Palin’s Support Is Tanking. So Why Did She Quit Again? (UPDATED)

The verdict on Gov. Sarah Palin’s resignation is in–and things are not looking good for the soon-to-be ex Governor:

At the same time just 37% of Americans now say they believe Palin is fit to be President, while 55% say she is not. And while her move last week may not have hurt her overall favorability, it does seem to have negatively impacted voters’ inclination to some day put her in the White House. 57% of respondents said her resignation makes them less likely to support her in a future Presidential bid.

[Emphasis mine]

And, still, the reason for Gov. Palin’s resignation still isn’t clear.  Was it for a presidential bid? To get her family out of the limelight? To deal with the various ethical charges that have been brought against her?
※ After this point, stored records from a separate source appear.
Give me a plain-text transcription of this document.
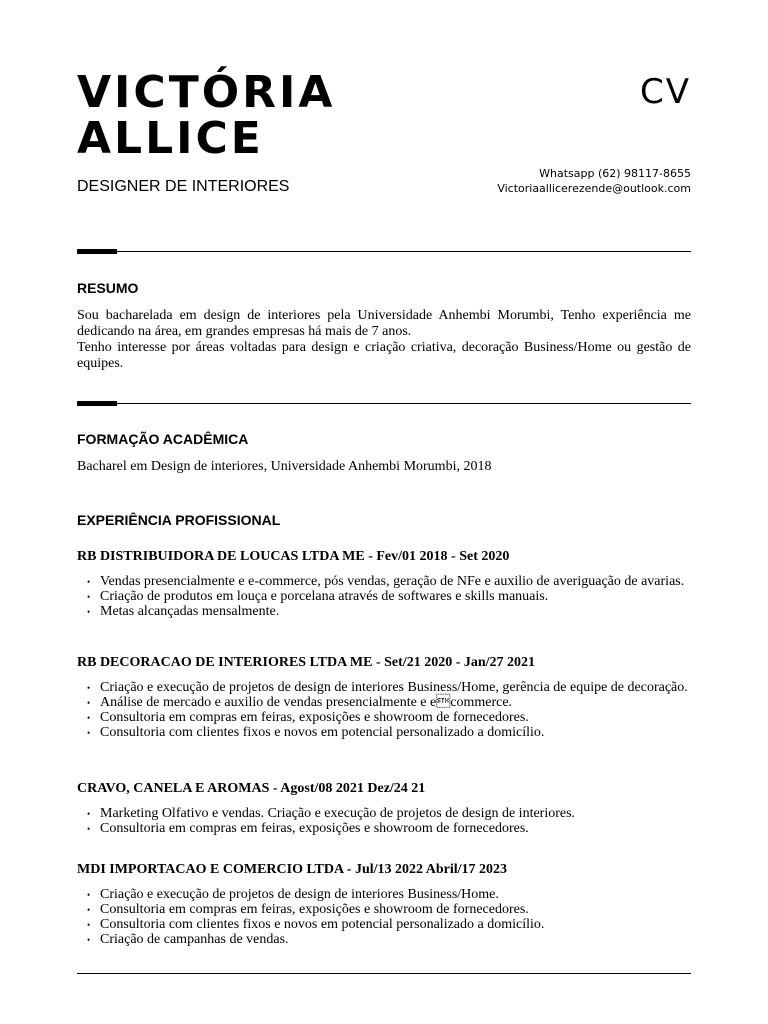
VICTÓRIA
ALLICE
DESIGNER DE INTERIORES
CV
Whatsapp (62) 98117-8655
Victoriaallicerezende@outlook.com
RESUMO

Sou bacharelada em design de interiores pela Universidade Anhembi Morumbi, Tenho experiência me dedicando na área, em grandes empresas há mais de 7 anos.

Tenho interesse por áreas voltadas para design e criação criativa, decoração Business/Home ou gestão de equipes.

FORMAÇÃO ACADÊMICA
Bacharel em Design de interiores, Universidade Anhembi Morumbi, 2018
EXPERIÊNCIA PROFISSIONAL
RB DISTRIBUIDORA DE LOUCAS LTDA ME - Fev/01 2018 - Set 2020
• Vendas presencialmente e e-commerce, pós vendas, geração de NFe e auxilio de averiguação de avarias.
• Criação de produtos em louça e porcelana através de softwares e skills manuais.
• Metas alcançadas mensalmente.
RB DECORACAO DE INTERIORES LTDA ME - Set/21 2020 - Jan/27 2021
• Criação e execução de projetos de design de interiores Business/Home, gerência de equipe de decoração.
• Análise de mercado e auxilio de vendas presencialmente e ecommerce.
• Consultoria em compras em feiras, exposições e showroom de fornecedores.
• Consultoria com clientes fixos e novos em potencial personalizado a domicílio.
CRAVO, CANELA E AROMAS - Agost/08 2021 Dez/24 21
• Marketing Olfativo e vendas. Criação e execução de projetos de design de interiores.
• Consultoria em compras em feiras, exposições e showroom de fornecedores.
MDI IMPORTACAO E COMERCIO LTDA - Jul/13 2022 Abril/17 2023
• Criação e execução de projetos de design de interiores Business/Home.
• Consultoria em compras em feiras, exposições e showroom de fornecedores.
• Consultoria com clientes fixos e novos em potencial personalizado a domicílio.
• Criação de campanhas de vendas.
Well, subsequent interviews with Palin appear to point to the latter, with Palin basically claiming that the ethics charges against her were paralyzing.  But that’s a pretty damn poor justification–resigning because there are so many ethical charges against you that you can’t possibly fight them all and still do your job. And it certainly doesn’t bode well for your political future when you basically have to admit that your state would be better off without you running it.

But, more importantly, Palin’s allegations that fighting the ethical charges against her would be too costly for the people of Alaska appears to be completely false:

During her resignation speech last week, Palin presented herself as a heroic defender of the taxpayer. She said that money being spent on government lawyers to defend against these “frivolous ethics violations” could be “going to things that are very important, like troopers and roads and teachers and fish research.” Palin repeated exactly the same point this week.

But David Murrow, a spokesperson for the Governor, said in an interview that much of this money was budgeted to the lawyers in advance and would have gone to them anyway, even if state lawyers hadn’t been defending against these ethics complaints.

In response to our questions, the Governor’s office provided us with a detailed breakdown of the millions Palin has claimed has gone to defending against ethics complaints. It does list roughly $1.9 million in expenditures.

But Murrow, the spokesperson, acknowledged to our reporter, Amanda Erickson, that this total was arrived at by adding up attorney hours spent on fending off complaints — based on the fixed salaries of lawyers in the governor’s office and the Department of Law. The money would have gone to the lawyers no matter what they were doing. The complaints are “just distracting them from other duties,” Murrow said.

In other words, while these lawyers might have been free to do other legal work for the state, the ethics complaints have apparently not had the real world impact Palin has claimed, and didn’t drain money away from cops, teachers, roads and other things.

[Emphasis mine]

Plus–according to TPM–there are only three outstanding ethics complaints against Palin, anyway.

Even conservative commentator and former Bush speechwriter David Frum thinks Palin is toast:

Between her speeches and her book deal, [Palin] can reasonably hope to earn $10 million over the next two years.  She’ll fly in private jets, sleep in sumptuous hotel suites, receive rhapsodic applause.

Yet there will be no escaping another story line. Faced with exasperating criticism and the accumulating cares of public office—she quit to cash in. Her admirers can excuse anything, but to the much larger audience of non-admirers, Palin will look  a lot like those CEOs who wrecked their banks and the national economy while accepting huge bonuses for themselves. John McCain’s slogan in 2008 was “Country First.” Palin’s in 2012? “I seen my opportunities, and I took ’em.”

[Emphasis added]

Sarah Palin has become a fascinating story again; her abrupt resignation is so bizarre–there is no positive way to spin it, there is no real upside in quitting unless she plans never to hold elected office again.

Like I remarked a few days ago, we might have just borne witness to the steepest rise and fastest fall of any politician in modern American history; much like a meteorite crashing to earth, it’s hard not to watch in awe.

UPDATE: And then there’s this:

David Keene, chairman of the American Conservative Union, told Newsmax that Palin has to stop complaining. “You’ve got to recognize that there are people who want you to fail,” he said. “And if you spend your time worrying about them, or whining about what they say, at the very least it’ll get you off your game.”